Ordinary people and the crimes against humanity


 
 
Concept Explanation
 

Ordinary people and the crimes against humanity

Ordinary People And The Crimes Against Humanity: Many ordinary people felt hatred and anger when they saw someone who looked like a Jew. They marked the houses of Jews and often reported about suspicious neighbours.

They genuinely believed Nazism would bring prosperity and improve general well-being. However, other Germans organised active resistance to Nazism, suffering police repression and even death. But most Germans were passive onlookers and apathetic witnesses, as they were too scared to act, to differ or to protest.

But for the Jews, life was altogether different. Charlotte Beradt, an author, secretly recorded people’s dreams in her diary and later published them in a book called the Third Reich of Dreams. She said that Jews themselves began believing in the Nazi stereotypes about them. The stereotypical images publicised in the Nazi press haunted the Jews and they troubled even in their dreams. They died many deaths before they reached the gas chambers.

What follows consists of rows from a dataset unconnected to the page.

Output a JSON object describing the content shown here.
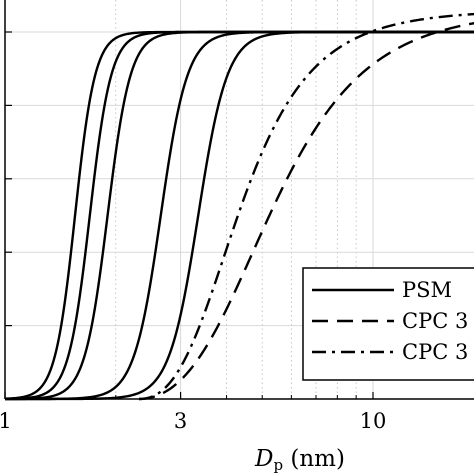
{
  "chart_data": {
    "type": "line",
    "xscale": "log",
    "xlim": [
      1,
      20
    ],
    "ylim": [
      0,
      1.05
    ],
    "grid": true,
    "minor_grid": true,
    "legend_position": "bottom-right",
    "xticks": [
      {
        "value": 1,
        "label": "1"
      },
      {
        "value": 3,
        "label": "3"
      },
      {
        "value": 10,
        "label": "10"
      }
    ],
    "yticks": [
      0,
      0.2,
      0.4,
      0.6,
      0.8,
      1.0
    ],
    "xlabel_main": "D",
    "xlabel_sub": "p",
    "xlabel_unit": " (nm)",
    "series": [
      {
        "name": "PSM",
        "style": "solid",
        "color": "#000000",
        "curves": [
          {
            "d50": 1.55,
            "k": 16,
            "ymax": 1.0
          },
          {
            "d50": 1.7,
            "k": 15,
            "ymax": 1.0
          },
          {
            "d50": 1.9,
            "k": 14,
            "ymax": 1.0
          },
          {
            "d50": 2.65,
            "k": 12,
            "ymax": 1.0
          },
          {
            "d50": 3.35,
            "k": 11,
            "ymax": 1.0
          }
        ]
      },
      {
        "name": "CPC 3",
        "style": "dashed",
        "color": "#000000",
        "curves": [
          {
            "d0": 2.3,
            "d50": 5.4,
            "k": 2.0,
            "ymax": 1.06
          }
        ]
      },
      {
        "name": "CPC 3",
        "style": "dashdot",
        "color": "#000000",
        "curves": [
          {
            "d0": 2.3,
            "d50": 4.4,
            "k": 2.2,
            "ymax": 1.06
          }
        ]
      }
    ]
  }
}
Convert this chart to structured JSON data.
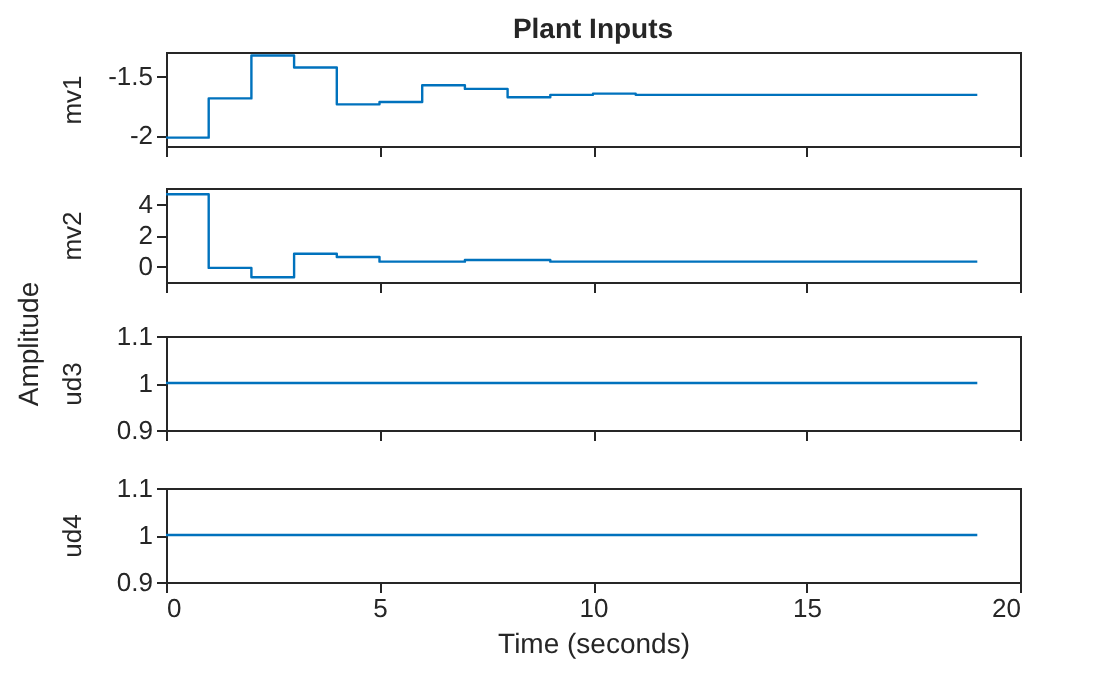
{
  "chart_data": [
    {
      "type": "step",
      "title": "Plant Inputs",
      "ylabel": "mv1",
      "annotations": [
        "Amplitude"
      ],
      "color": "#0072bd",
      "x": [
        0,
        1,
        2,
        3,
        4,
        5,
        6,
        7,
        8,
        9,
        10,
        11,
        12,
        13,
        14,
        15,
        16,
        17,
        18,
        19
      ],
      "values": [
        -2.02,
        -1.69,
        -1.33,
        -1.43,
        -1.74,
        -1.72,
        -1.58,
        -1.61,
        -1.68,
        -1.66,
        -1.65,
        -1.66,
        -1.66,
        -1.66,
        -1.66,
        -1.66,
        -1.66,
        -1.66,
        -1.66,
        -1.66
      ],
      "xlim": [
        0,
        20
      ],
      "xticks": [
        0,
        5,
        10,
        15,
        20
      ],
      "ylim": [
        -2.09,
        -1.3
      ],
      "yticks": [
        -2,
        -1.5
      ],
      "tick_labels": "y"
    },
    {
      "type": "step",
      "ylabel": "mv2",
      "color": "#0072bd",
      "x": [
        0,
        1,
        2,
        3,
        4,
        5,
        6,
        7,
        8,
        9,
        10,
        11,
        12,
        13,
        14,
        15,
        16,
        17,
        18,
        19
      ],
      "values": [
        4.6,
        -0.1,
        -0.7,
        0.8,
        0.6,
        0.3,
        0.3,
        0.4,
        0.4,
        0.3,
        0.3,
        0.3,
        0.3,
        0.3,
        0.3,
        0.3,
        0.3,
        0.3,
        0.3,
        0.3
      ],
      "xlim": [
        0,
        20
      ],
      "xticks": [
        0,
        5,
        10,
        15,
        20
      ],
      "ylim": [
        -1,
        5
      ],
      "yticks": [
        0,
        2,
        4
      ],
      "tick_labels": "y"
    },
    {
      "type": "step",
      "ylabel": "ud3",
      "color": "#0072bd",
      "x": [
        0,
        1,
        2,
        3,
        4,
        5,
        6,
        7,
        8,
        9,
        10,
        11,
        12,
        13,
        14,
        15,
        16,
        17,
        18,
        19
      ],
      "values": [
        1,
        1,
        1,
        1,
        1,
        1,
        1,
        1,
        1,
        1,
        1,
        1,
        1,
        1,
        1,
        1,
        1,
        1,
        1,
        1
      ],
      "xlim": [
        0,
        20
      ],
      "xticks": [
        0,
        5,
        10,
        15,
        20
      ],
      "ylim": [
        0.9,
        1.1
      ],
      "yticks": [
        0.9,
        1,
        1.1
      ],
      "tick_labels": "y"
    },
    {
      "type": "step",
      "xlabel": "Time (seconds)",
      "ylabel": "ud4",
      "color": "#0072bd",
      "x": [
        0,
        1,
        2,
        3,
        4,
        5,
        6,
        7,
        8,
        9,
        10,
        11,
        12,
        13,
        14,
        15,
        16,
        17,
        18,
        19
      ],
      "values": [
        1,
        1,
        1,
        1,
        1,
        1,
        1,
        1,
        1,
        1,
        1,
        1,
        1,
        1,
        1,
        1,
        1,
        1,
        1,
        1
      ],
      "xlim": [
        0,
        20
      ],
      "xticks": [
        0,
        5,
        10,
        15,
        20
      ],
      "ylim": [
        0.9,
        1.1
      ],
      "yticks": [
        0.9,
        1,
        1.1
      ]
    }
  ]
}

Crime against humanity carried out by Nazis included the following:

  • They suspended civil rights like freedom of speech, press and assembly.
  • Hitler banned all political parties and trade unions except the Nazi party and its affiliates.
  • Special surveillance and security forces were created to control and order society in ways that the Nazi wanted.people could now be detained in gestapo torture camps.
  • Jew teachers and 'politically' unreliable teachers were dismissed from the schools.
  • Germany occupied Czechoslovakia and Poland . Captain civilians were forced to serve as slave labour.